Meta Quest 3 VR Headset
Another approach to getting a bigger screen is Meta’s Quest 3 virtual reality headset. While the promise of virtual reality is to be an immersive entertainment system, it seems that there are a few rough edges that need to be worked out. The Quest 3 continues to advance toward an immersive experience, with improvements on the clarity of the image, as well as important improvements like passthrough and augmented reality—for being able to see the room that you’re in through a camera.
Users have noted that it’s WiFi 6e and high refresh rate give you a super-smooth experience when gaming, but what else might it be useful for? How about learning the piano in augmented reality? With impressive apps that overlay the real world with extra information, there’s really no telling what kind of cool things will be available in the future. At the very least, normal, rectangular content should look really nice on the high-resolution screens, which simulate a very large television no matter what room of the house you’re in.
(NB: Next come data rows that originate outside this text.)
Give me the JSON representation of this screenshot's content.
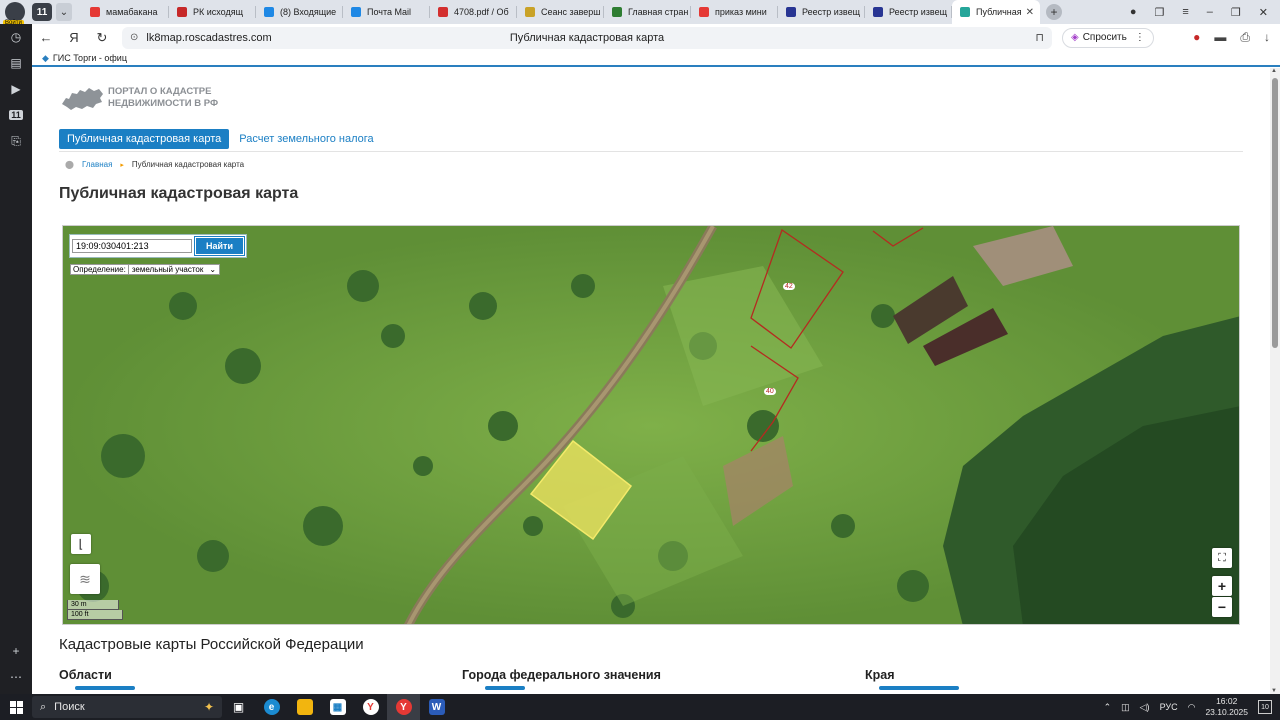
{
  "browser": {
    "tab_counter": "11",
    "profile_label": "Войти",
    "tabs": [
      {
        "label": "мамабакана",
        "color": "#e53935"
      },
      {
        "label": "РК исходящ",
        "color": "#c62828"
      },
      {
        "label": "(8) Входящие",
        "color": "#1e88e5"
      },
      {
        "label": "Почта Mail",
        "color": "#1e88e5"
      },
      {
        "label": "4708.pdf / Об",
        "color": "#d32f2f"
      },
      {
        "label": "Сеанс заверш",
        "color": "#c9a227"
      },
      {
        "label": "Главная стран",
        "color": "#2e7d32"
      },
      {
        "label": "приказ мини",
        "color": "#e53935"
      },
      {
        "label": "Реестр извещ",
        "color": "#283593"
      },
      {
        "label": "Реестр извещ",
        "color": "#283593"
      },
      {
        "label": "Публичная",
        "color": "#26a69a",
        "active": true
      }
    ],
    "url_host": "lk8map.roscadastres.com",
    "page_title": "Публичная кадастровая карта",
    "ask_label": "Спросить",
    "bookmark": "ГИС Торги - офиц"
  },
  "site": {
    "logo_line1": "ПОРТАЛ О КАДАСТРЕ",
    "logo_line2": "НЕДВИЖИМОСТИ В РФ",
    "menu_active": "Публичная кадастровая карта",
    "menu_tax": "Расчет земельного налога",
    "crumb_home": "Главная",
    "crumb_current": "Публичная кадастровая карта",
    "heading": "Публичная кадастровая карта"
  },
  "map": {
    "search_value": "19:09:030401:213",
    "search_button": "Найти",
    "definition_label": "Определение:",
    "definition_value": "земельный участок",
    "parcel_labels": [
      "42",
      "40"
    ],
    "scale_metric": "30 m",
    "scale_imperial": "100 ft",
    "zoom_in": "+",
    "zoom_out": "−"
  },
  "section": {
    "title": "Кадастровые карты Российской Федерации",
    "col1": "Области",
    "col2": "Города федерального значения",
    "col3": "Края"
  },
  "taskbar": {
    "search": "Поиск",
    "lang": "РУС",
    "time": "16:02",
    "date": "23.10.2025",
    "notif_count": "10"
  }
}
While remote controlled flying drones haven’t got a lot of attention recently, the technology in them has been steadily improving. More miniaturization and battery life means that flying a remote controlled drone has never been as easy or as fun as it is today. As camera technology becomes miniaturized, you get higher resolution and better photography on a device that captures what used to be impossible shots.
When drones came under FAA authority a few years ago, it seemed like anything worth flying would need to be registered, smaller and more efficient designs have come along to get under the weight limit for regulatory compliance. Of course, drones still need to be used according with local and national regulation and law.
One of the best things about drones as a gift or hobby is that they scale all the way down to toys or all the way up to professional photography quality. This means you can enter at any level you’re comfortable, and if you’re a beginner, you can pick up something small to practice with while you’re on the road to masting drone flight.